Ma veniamo a Roma e a Mourinho. Scrive Cerasa:

se si ha la pazienza di ragionarci per un istante si capirà che l’arrivo di Mourinho a Roma ha un’importanza notevole, per la città, anche per ragioni del tutto diverse da quelle sportive. Dopo anni di talenti, di cervelli e di capitali in fuga disperata da Roma – negli anni della Raggi le aziende che hanno trasferito parte delle proprie attività fuori da Roma sono tantissime, da Sky aMediaset passando per Esso, Opel, Total, Consodata, Baxalta, Mylan, Wind Tre e Almaviva – l’arrivo di Mourinho rappresenta il primo caso di un talento internazionale e cosmopolita che piuttosto che portare il proprio malloppo il più possibile lontano dalle sabbie mobili romane sceglie sorprendentemente di puntare tutte le sue fiche nella Capitale.

E poi il passaggio cruciale:

Il calcio è un mondo diverso da quello politico e nulla c’entra con la politica l’arrivo di Mou a Roma. Eppure, sempre giocando con i simboli, è difficile negare che per Roma, oggi, non vi sia un’opportunità simile a quella tentata dalla Roma calcio: tornare a essere un po’ meno cialtrona e semplicemente un po’ più attrattiva. Il passaggio della Capitale d’Italia dall’immagine di Roma ladrona a quella di Roma padrona è un passaggio cruciale che non dipenderà solo dalla scelta del prossimo sindaco (alternative a Raggi: fare presto) ma che dipenderà in buona parte dalla capacità della classe dirigente della Capitale di ispirarsi un po’ meno al magico provincialismo immobile incarnato dal modello della Roma Pupona e un po’ più al rischioso e vivace cosmopolitismo incarnato dal modello Mourinho.

Napolismo in purezza. Non sappiamo come finirà. Va anche detto che Mourinho è certamente cosmopolita ma è anche sufficientemente paraculo. Mourinho si appoggerà alla città, non arriva con chissà quali ambizioni culturali. Certo potrà essere una guida, questo sì. Un modello. Crediamo che non finirà mai in contrapposizione con il ventre molle del romanismo. Non ripeterà Kolarov (“i tifosi non capiscono di calcio”). Ma non possiamo che essere d’accordo con il Foglio. Il calcio ha una forza simbolica, altrimenti non sarebbe così popolare (nonostante la continua crescita degli e-sports).

Quanto a Roma, crediamo che sia uguale e diversa da Napoli. Apparentemente diversa.
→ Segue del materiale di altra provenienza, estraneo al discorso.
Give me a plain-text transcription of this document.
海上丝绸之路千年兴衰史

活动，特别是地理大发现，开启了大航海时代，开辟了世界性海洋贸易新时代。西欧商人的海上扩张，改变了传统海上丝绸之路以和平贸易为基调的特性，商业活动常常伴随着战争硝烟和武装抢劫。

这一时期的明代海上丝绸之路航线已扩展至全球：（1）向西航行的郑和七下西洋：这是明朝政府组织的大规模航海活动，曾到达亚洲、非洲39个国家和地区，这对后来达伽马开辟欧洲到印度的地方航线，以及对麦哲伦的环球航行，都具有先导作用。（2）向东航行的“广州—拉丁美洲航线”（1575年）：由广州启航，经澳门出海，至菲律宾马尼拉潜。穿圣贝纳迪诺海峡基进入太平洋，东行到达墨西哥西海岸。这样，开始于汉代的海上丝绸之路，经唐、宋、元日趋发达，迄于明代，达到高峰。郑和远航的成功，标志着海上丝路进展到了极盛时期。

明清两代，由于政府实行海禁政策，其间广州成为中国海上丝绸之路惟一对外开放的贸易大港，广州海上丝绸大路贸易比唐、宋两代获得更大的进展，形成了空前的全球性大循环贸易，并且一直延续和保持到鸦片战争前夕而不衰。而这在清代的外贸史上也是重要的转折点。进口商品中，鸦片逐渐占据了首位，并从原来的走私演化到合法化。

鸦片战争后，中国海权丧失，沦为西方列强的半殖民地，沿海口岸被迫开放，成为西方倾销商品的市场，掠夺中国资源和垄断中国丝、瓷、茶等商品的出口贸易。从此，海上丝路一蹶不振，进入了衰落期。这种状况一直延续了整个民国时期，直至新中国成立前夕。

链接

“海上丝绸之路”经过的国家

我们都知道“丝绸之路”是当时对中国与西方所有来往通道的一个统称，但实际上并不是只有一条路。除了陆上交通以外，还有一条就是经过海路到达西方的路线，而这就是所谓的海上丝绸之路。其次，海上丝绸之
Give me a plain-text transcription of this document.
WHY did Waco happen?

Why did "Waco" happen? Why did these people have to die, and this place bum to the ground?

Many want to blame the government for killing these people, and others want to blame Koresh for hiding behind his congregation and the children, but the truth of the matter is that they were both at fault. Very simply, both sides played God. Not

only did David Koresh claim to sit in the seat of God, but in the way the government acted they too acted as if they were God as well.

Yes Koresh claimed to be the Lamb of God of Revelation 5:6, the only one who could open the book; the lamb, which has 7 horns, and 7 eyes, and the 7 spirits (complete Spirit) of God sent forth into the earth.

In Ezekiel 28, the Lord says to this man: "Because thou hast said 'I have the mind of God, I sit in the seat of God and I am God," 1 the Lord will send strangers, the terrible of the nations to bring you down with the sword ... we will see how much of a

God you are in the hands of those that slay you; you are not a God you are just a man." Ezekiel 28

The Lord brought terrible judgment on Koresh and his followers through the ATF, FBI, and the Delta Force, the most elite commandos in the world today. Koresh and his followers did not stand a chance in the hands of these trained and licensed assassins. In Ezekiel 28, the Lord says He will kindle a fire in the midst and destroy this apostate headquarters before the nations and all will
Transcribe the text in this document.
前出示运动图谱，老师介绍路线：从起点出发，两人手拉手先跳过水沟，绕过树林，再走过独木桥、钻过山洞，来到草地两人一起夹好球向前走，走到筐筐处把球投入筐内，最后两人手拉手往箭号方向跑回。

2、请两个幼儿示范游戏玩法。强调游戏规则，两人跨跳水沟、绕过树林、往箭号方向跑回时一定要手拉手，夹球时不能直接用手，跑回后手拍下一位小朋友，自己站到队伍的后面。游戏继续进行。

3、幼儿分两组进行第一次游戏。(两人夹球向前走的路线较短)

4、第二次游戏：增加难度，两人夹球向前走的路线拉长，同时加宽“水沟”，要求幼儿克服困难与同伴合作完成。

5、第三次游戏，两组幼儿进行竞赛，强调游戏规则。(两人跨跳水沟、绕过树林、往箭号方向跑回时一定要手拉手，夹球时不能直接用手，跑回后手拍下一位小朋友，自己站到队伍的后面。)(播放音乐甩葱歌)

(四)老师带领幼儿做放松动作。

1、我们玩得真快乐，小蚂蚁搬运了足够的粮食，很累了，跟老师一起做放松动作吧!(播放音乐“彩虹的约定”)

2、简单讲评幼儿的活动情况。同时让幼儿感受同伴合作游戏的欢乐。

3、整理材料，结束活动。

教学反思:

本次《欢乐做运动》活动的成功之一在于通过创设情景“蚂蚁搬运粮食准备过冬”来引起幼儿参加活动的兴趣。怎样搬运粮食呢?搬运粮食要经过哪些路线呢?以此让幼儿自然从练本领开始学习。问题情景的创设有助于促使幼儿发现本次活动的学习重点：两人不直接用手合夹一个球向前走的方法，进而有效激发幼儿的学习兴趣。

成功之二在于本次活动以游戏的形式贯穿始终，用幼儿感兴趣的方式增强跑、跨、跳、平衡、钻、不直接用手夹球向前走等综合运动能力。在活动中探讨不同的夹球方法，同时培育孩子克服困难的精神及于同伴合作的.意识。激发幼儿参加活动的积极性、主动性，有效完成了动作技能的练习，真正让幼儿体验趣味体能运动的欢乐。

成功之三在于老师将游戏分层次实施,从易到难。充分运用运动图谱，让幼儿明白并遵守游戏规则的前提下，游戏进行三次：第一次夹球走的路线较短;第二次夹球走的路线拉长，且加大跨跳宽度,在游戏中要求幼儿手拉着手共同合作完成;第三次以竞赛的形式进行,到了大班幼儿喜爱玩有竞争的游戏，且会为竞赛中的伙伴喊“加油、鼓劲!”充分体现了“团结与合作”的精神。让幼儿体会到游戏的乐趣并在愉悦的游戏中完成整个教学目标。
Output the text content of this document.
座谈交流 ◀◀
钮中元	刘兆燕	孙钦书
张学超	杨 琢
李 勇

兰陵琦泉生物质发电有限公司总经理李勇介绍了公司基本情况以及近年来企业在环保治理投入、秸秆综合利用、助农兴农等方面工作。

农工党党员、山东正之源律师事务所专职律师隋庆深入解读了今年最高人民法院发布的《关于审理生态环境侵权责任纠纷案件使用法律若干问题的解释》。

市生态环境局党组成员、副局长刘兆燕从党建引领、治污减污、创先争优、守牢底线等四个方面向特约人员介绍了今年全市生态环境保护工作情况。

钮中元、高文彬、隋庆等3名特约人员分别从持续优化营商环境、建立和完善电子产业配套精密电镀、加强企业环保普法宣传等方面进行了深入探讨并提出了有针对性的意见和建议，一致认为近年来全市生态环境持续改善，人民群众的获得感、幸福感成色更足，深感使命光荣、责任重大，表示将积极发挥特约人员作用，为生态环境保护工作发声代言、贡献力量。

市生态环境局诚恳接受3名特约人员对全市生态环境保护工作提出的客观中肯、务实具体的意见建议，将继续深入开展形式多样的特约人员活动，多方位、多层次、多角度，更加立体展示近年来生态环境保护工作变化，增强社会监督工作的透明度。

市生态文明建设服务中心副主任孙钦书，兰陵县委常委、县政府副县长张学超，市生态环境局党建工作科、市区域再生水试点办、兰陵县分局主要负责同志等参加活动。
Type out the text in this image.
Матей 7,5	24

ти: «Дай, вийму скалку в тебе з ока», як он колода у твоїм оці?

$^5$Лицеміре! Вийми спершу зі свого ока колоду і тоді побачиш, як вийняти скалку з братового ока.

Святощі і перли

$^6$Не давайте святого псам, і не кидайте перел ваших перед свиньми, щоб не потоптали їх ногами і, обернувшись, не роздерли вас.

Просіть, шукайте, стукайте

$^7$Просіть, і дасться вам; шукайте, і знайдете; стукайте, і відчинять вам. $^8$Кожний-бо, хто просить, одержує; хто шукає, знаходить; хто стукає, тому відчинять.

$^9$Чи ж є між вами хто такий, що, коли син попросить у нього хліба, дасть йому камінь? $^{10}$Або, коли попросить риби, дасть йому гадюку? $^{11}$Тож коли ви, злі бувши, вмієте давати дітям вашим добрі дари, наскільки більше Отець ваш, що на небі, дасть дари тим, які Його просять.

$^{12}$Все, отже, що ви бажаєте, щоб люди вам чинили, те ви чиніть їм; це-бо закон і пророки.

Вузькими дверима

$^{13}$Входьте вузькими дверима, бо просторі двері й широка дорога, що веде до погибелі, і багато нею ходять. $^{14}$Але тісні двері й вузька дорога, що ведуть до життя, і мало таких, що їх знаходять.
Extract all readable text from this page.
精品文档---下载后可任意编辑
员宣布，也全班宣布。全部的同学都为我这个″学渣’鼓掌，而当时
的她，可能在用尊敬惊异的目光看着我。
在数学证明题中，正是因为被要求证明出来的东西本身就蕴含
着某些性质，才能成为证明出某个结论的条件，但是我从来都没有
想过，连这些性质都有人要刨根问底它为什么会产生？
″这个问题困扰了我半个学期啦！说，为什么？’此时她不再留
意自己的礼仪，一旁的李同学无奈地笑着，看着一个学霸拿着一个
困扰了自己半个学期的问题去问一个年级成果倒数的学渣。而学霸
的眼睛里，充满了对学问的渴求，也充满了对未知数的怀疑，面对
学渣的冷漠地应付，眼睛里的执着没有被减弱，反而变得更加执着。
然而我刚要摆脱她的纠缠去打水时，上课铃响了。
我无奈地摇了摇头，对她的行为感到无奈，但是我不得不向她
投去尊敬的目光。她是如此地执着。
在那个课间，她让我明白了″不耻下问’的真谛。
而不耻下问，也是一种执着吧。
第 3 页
Si basa su quel finto distacco per cui tutto ti passa addosso perché loro sono Roma e hanno visto tutto. E stanno lì ad osservare perché la storia è sempre passata da lì e sempre passera da lì. In fin dei conti, è un’altra forma di immobilismo e di difesa. Proprio come da noi. Senza quel connotato di fondamentalismo che ormai a Napoli ha assunto dimensioni che hanno ampiamente superato il grottesco. La chiusura culturale è andata ben oltre i livelli di guardia, siamo lontani anni luce dalla Napoli di Pino Daniele che cercava lo scambio, che andava verso il mondo. Napoli oggi è lì, immobile. Stanca di essere sfibrata dai luoghi comuni, per difesa ha intrapreso il processo inverso: ci si è tuffata nel luogo comune, ne ha fatto la propria ragione di vita. L’ha elevato a status. Ci siamo fatti macchietta per tutelarci dal dolore. Siamo perennemente in guerra con un nemico invisibile: il mondo sporco e cattivo che ce l’ha con noi. E le nuove generazioni vengono educate seguendo questo credo.

A Roma è diverso. È un’altra forma di immobilismo. Ma con tratti in comune, soprattutto calcistici, se pensiamo al modo in cui sono stati trattati Luis Enrique prima e Fonseca poi (ne scrivemmo a proposito del sovranismo calcistico). Mourinho è sì uno straniero ma non è un pirla. Saprà giocare con i confini, proverà ad allentarli, ma non li spezzerà. Non è quello che gli interessa.